I am not a Morality Policeman

The Talmud speaks of 7 different types of Pharisee. One of which was called the ‘bruised Pharisee’ who walked into walls to avoid looking at women. Ridiculous but true.

Have nothing to do with the fruitless deeds of darkness, but rather expose them. Ephesians 5 v11

Set apart yourself from the world.

Come out from among from them.

I have heard these mentioned so much in church over my whole life. But what did they mean? They were often said within the context of some prophetic utterance by people I didn’t necessarily want to become.

Last night I watched a repeat BBC documentary Inside the Bruderhof. Founded in Germany in 1920 there are over 23 communities scattered around the world which members move between them throughout their lives. These communities seek to live like the early Church in the sense of sharing all their possessions and not owning anything. What is interesting is their approach to separating from the world. “To avoid clothing that indicates status or wealth as well as anything provocative or sexualised.”

Yesterday I also watched a video posted on Twitter by Masih Alinejad an Iranian who in 2013 started a movement which has thousands of women following who are protesting against the compulsory wearing of the hijab. The morality police in Tehran are regularly filmed slapping or arresting women who are exposing their faces. Part of the commentary of the video I watched has this:

Man: If my son rapes you, then it’s your fault because you’re not wearing proper hijab.

Woman: I am Christian.

Man: It doesn’t matter. You still have to wear Islamic dress-code.

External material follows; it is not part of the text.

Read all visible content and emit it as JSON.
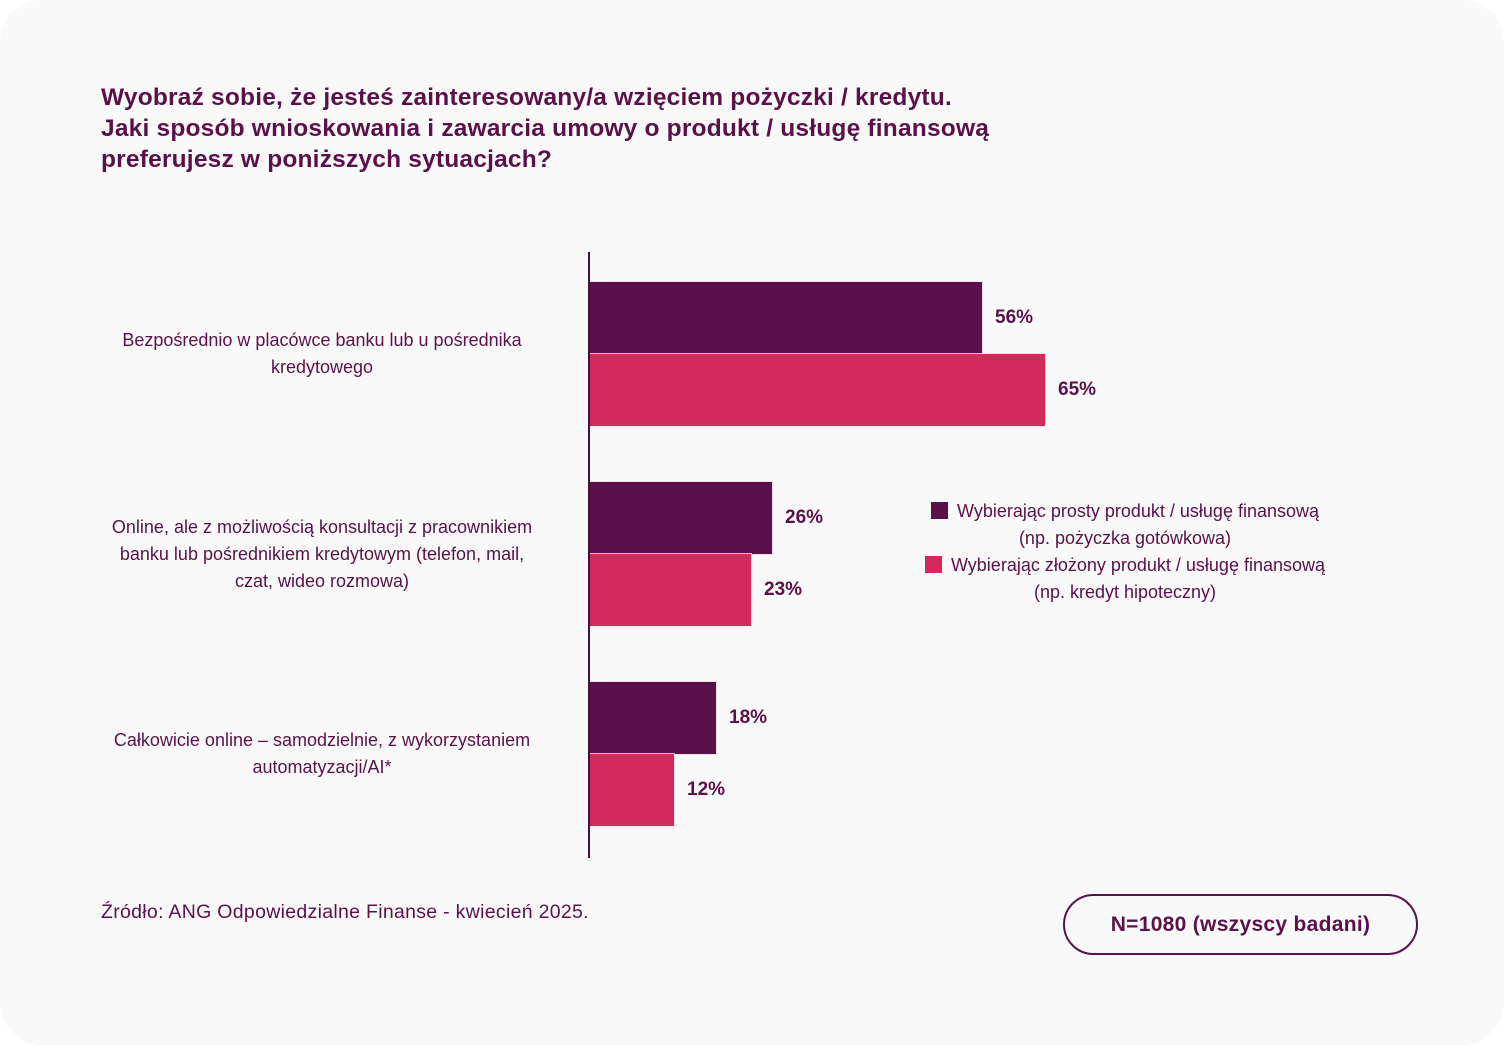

So what determines a provocative piece of clothing? Do women have to wear dresses to their ankles? Where does the darkness truly lie, in a women’s face or in the desire of a man to abuse her?

What are the deeds of darkness the Apostle mentions? What needs to be exposed? Perhaps what was dark in the 1st century is not dark in the 21st? Or is it we get used to the darkness?

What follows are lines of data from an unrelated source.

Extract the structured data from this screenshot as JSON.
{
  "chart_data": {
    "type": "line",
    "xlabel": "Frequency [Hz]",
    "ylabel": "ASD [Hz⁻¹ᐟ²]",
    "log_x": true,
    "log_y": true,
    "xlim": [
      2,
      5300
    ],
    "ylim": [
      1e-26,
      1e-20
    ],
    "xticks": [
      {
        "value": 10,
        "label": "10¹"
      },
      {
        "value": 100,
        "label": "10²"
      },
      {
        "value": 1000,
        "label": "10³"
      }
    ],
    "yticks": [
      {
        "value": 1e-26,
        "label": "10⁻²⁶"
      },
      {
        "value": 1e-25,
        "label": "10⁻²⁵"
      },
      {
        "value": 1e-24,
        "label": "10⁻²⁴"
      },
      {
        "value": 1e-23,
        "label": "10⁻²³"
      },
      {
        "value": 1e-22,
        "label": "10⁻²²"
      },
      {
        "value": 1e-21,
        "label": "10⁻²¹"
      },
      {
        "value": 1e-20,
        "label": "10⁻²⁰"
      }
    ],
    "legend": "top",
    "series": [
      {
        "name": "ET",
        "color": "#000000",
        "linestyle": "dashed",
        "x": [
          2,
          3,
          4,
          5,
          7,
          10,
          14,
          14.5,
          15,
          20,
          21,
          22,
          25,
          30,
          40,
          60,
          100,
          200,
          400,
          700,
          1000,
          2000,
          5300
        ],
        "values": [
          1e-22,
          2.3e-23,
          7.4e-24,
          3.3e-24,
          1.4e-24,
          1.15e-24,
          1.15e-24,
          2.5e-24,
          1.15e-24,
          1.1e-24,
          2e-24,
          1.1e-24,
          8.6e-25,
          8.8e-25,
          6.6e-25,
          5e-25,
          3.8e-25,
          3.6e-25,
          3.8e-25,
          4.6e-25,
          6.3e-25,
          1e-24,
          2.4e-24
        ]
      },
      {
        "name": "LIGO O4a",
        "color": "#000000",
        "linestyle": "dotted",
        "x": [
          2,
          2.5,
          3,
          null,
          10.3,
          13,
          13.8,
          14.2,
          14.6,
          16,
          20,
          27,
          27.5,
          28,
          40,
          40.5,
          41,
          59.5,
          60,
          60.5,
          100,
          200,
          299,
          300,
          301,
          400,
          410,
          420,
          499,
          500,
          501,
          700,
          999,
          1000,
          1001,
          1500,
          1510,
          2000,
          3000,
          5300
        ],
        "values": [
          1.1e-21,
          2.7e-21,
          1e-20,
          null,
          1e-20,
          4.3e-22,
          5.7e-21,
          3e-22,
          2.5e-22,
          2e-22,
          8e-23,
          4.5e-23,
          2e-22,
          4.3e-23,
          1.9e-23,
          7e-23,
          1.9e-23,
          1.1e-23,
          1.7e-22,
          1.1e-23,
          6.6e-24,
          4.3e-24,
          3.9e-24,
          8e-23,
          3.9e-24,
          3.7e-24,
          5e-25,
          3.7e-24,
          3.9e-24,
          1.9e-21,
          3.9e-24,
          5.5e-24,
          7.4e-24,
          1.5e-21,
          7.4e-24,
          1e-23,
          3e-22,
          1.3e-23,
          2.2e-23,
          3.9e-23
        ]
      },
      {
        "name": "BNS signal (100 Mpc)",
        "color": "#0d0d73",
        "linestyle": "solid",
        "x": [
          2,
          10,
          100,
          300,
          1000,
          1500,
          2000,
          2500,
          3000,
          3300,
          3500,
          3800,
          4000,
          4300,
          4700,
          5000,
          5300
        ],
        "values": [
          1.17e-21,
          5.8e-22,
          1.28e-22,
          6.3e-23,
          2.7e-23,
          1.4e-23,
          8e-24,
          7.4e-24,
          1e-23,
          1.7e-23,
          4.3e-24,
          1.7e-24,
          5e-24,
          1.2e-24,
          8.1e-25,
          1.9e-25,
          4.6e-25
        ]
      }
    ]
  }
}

I’ve often eaten food outside in the dark in Africa. I don’t like it. I am always concerned about what has jumped onto my plate without being introduced to me! I don’t like going into restaurants when I can hardly see what the menu says. I like to see my food, I like to see the table cloth and I like to see who I am eating with. But in both settings I know that if I stay in the dark after a while my eyes will become accustomed and I will be able to see.

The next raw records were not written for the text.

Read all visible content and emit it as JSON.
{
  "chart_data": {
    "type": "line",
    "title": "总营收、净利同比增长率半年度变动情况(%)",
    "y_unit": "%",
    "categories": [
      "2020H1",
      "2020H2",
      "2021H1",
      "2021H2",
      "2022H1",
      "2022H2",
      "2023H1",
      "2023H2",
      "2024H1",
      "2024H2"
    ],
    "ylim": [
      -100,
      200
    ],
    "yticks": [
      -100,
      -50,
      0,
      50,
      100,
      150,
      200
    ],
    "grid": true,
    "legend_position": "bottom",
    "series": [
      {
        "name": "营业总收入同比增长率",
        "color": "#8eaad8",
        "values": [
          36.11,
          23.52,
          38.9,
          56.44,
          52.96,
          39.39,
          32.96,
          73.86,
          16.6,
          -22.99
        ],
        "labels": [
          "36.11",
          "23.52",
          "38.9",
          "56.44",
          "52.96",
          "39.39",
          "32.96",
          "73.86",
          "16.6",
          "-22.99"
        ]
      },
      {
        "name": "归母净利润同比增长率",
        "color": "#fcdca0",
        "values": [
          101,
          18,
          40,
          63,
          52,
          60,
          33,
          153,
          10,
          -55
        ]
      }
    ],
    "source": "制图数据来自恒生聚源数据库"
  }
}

Has the Church become accustomed to the darkness?

Yes we may shout! But before we start painting our placards with catchy slogans think about this. What if the most religiously observant Christian denies love and mercy to those who clearly have broken the ‘rules’? Who is actually in darkness then? The religiously observant Christian will believe it is the rule-breaker. What do you think?

The Apostle has already told us in this prison letter that the Gentiles are darkened in their understanding and that we should live as Children of the Light. But are we meant to be like the Morality Police of Tehran?

Paul says ‘expose them’. That’s not to follow any religious governance whether done in the name of Mohammed or Jesus of denouncing the shameful deeds committed or burning witches at the stake as the Church still does figuratively. But it is definitely to allow the Light of Christ to shine through our lives. To be different not with a new darkness. But to allow the glory of Christ, His love, His beautiful, selfless, sacrificial life to settle into the darkness of people’s lives. To treat people as human beings. To see them not as sexual objects but as people created in the image of God. To love so that God is seen and to live so that we are not seen.